As to a man's "character" based upon what he got from reading a chapter...there is no chart or algorithm to compare what "character" a man has to what he gets from reading nonsense...and no way to objectively determine this....so, there's no value in the process.

So, essentially, none of the quote is an accurate description of reality, being almost entirely wrong, with no correct parts, and, the neutral parts are too vague/meaningless to be applied.

It might as well say something like:

“Be very sure of this,-people never reject chocolate ice cream because they cannot taste it. They taste it only too well; they understand that it tastes like a unicorn; they understand that it witnesses against vanilla, and summons them to the freezer.” ― J.C, Really?

For a second here I wouldn't believe that Ryle would have said something like that. But I confused J.C. Ryle with Gilbert Ryle (both guilty of writing some rather bad philosophy...with some moments of genius) ... though clearly J.C. Ryle wins a prize for terrible horrible aweful arguments.

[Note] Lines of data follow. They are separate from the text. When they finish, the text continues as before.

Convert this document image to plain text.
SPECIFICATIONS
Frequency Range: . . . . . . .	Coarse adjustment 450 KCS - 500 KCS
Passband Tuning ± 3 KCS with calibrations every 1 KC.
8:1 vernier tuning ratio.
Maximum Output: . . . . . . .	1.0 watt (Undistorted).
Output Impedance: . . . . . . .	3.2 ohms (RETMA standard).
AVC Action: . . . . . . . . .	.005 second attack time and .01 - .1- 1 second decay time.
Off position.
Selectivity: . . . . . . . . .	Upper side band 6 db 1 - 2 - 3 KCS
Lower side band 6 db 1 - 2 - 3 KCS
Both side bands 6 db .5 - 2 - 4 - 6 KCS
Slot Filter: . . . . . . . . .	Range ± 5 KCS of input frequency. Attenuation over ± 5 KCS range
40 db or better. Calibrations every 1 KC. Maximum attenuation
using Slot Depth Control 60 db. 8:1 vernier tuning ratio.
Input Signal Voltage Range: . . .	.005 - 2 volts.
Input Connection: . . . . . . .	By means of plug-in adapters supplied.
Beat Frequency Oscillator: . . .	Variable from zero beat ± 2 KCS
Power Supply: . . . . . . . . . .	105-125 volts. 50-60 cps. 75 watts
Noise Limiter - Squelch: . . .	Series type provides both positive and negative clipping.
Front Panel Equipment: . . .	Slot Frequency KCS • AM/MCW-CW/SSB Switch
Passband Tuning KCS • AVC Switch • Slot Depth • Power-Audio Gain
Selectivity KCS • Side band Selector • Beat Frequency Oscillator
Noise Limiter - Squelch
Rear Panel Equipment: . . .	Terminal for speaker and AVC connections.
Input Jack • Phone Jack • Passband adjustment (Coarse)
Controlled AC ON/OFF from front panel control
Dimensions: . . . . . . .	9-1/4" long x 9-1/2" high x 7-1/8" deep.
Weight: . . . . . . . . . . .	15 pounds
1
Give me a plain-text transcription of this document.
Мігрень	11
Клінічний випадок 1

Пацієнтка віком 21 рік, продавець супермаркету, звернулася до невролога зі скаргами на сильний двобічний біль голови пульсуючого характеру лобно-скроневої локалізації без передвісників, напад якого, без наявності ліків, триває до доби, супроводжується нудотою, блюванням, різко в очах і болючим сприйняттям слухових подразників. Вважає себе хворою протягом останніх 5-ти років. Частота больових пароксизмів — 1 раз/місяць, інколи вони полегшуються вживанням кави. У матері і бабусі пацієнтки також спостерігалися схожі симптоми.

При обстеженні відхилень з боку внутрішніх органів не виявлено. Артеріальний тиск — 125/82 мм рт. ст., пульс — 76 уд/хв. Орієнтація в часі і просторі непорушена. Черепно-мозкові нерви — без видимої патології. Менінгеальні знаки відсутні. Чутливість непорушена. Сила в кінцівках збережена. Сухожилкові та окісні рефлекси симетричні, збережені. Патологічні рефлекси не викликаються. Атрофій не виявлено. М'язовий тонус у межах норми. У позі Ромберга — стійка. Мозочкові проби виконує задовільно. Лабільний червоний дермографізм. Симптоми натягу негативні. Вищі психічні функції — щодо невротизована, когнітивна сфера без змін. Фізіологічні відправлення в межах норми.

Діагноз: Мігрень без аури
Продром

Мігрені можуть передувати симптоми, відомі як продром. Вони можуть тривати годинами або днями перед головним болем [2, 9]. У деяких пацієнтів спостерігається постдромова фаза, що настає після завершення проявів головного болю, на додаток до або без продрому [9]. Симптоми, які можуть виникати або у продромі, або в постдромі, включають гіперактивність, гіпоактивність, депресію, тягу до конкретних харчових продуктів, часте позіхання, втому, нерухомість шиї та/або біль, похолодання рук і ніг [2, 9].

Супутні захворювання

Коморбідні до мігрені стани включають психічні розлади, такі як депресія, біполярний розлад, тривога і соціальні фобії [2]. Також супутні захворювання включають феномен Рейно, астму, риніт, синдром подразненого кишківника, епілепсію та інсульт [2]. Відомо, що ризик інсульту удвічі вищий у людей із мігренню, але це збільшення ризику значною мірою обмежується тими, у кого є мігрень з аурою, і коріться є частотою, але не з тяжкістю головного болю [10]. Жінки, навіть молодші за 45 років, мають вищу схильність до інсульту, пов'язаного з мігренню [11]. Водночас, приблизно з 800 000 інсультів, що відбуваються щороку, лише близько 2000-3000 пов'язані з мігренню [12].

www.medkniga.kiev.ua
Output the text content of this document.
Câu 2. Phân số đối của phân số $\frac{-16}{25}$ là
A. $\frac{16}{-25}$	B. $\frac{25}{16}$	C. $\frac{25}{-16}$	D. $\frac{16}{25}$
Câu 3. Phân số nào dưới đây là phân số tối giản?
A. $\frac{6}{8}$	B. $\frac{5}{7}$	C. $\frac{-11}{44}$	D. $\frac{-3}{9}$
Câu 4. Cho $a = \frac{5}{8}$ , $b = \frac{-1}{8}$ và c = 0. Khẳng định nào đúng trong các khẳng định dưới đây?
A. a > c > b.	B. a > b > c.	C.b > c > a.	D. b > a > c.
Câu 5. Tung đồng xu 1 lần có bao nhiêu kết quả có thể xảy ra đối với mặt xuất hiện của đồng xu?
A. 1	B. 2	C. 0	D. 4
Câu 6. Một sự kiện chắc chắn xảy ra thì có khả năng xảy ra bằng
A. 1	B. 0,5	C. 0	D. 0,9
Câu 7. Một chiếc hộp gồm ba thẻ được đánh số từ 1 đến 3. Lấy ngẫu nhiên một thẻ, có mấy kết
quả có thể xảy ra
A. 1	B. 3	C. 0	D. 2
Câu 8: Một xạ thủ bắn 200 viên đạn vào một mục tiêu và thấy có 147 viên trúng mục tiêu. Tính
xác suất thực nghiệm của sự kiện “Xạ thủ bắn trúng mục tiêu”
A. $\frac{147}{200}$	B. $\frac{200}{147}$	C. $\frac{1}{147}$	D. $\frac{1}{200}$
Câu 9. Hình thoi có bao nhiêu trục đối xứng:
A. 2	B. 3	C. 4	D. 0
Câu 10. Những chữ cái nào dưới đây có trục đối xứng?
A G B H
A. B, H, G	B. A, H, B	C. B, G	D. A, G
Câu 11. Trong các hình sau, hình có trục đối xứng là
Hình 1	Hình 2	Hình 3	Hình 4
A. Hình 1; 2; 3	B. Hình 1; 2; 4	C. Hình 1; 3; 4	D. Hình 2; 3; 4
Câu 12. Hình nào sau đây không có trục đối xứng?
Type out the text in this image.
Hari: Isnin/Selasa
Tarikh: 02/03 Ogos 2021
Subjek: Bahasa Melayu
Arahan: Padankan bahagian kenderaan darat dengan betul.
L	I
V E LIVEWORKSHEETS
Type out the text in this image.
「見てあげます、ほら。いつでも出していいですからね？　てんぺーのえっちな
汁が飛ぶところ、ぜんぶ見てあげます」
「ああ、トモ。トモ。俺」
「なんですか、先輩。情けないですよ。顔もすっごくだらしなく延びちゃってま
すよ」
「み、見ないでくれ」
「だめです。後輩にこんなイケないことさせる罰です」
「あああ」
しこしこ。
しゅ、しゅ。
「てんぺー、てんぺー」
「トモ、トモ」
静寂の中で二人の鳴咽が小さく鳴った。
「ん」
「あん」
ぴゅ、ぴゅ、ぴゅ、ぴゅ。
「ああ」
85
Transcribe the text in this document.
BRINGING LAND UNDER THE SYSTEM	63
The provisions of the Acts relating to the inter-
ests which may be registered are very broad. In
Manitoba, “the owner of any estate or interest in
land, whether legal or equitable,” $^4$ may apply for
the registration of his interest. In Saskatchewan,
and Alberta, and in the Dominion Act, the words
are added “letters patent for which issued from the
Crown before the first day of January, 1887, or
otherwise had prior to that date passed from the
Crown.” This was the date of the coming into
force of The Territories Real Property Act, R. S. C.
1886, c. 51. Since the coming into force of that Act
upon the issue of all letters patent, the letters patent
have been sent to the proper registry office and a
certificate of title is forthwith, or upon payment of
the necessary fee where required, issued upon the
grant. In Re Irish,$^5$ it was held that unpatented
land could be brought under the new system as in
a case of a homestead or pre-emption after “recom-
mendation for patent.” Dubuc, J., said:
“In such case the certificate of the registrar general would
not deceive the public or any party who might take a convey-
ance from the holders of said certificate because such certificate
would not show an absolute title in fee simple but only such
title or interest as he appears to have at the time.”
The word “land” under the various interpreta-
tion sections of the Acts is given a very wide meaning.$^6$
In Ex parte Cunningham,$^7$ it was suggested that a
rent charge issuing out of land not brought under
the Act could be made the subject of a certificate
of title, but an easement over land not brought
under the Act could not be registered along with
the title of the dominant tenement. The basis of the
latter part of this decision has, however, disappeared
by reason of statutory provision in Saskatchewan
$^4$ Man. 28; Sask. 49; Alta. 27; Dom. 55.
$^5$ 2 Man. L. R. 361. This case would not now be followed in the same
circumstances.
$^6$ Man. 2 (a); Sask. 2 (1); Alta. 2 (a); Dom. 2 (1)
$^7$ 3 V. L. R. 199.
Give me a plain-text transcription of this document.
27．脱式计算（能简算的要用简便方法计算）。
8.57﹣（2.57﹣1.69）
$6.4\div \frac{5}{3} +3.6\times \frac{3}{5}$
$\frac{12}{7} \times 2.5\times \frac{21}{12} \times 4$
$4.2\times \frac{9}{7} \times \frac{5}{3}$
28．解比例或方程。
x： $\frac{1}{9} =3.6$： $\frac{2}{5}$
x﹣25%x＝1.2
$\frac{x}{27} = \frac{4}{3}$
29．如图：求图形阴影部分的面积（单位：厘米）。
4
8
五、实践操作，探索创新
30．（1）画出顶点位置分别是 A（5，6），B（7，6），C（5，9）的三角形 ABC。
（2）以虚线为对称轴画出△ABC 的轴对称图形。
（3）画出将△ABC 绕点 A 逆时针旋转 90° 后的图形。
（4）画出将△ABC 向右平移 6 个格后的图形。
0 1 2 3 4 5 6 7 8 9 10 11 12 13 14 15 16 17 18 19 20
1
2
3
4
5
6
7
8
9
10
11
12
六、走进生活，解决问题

“Be very sure of this,-people never reject the Bible because they cannot understand it. They understand it only too well;

On this I couldn't agree more. 

they understand that it condemns their own behavior; they understand that it witnesses against their own sins, and summons them to judgment


This is where he went wrong. I assume that people who read the bible and reject it...do so because so many of its passages and laws are so immoral and oscene...they cannot be taken seriously but instead used as a guide for how not to form a theory of morality.

The Bible is a book that exposes it's readers. To ascertain a person's true character and habits just ask them to read a chapter, and then ask them what they got out of it.

Yes...and if anyone reads it with a critical mind they will find an enormous work of literature with a character in the middle who is presented as a pinnacle of greatness (God) but then does just about everything possible to demonstrate that he is not. It almost sounds post-modern...if it weren't written so many centuries ago in a time where a plough was considering a trending marvel of technology and when doing anything people found slightly suspicious or against the grain had you accused as a witch/devil/demon followed by a chase of torches and pitchforks.

I think he's saying that people reject the Bible because

they understand that it condemns their own behavior; they understand that it witnesses against their own sins, and summons them to judgment.

And

To ascertain a person's true character and habits just ask them to read a chapter, and then ask them what they got out of it.

I agree that people find whatever they're looking for when they read the Bible or Qu'ran. 

I'd like to see the empirical evidence to back this up.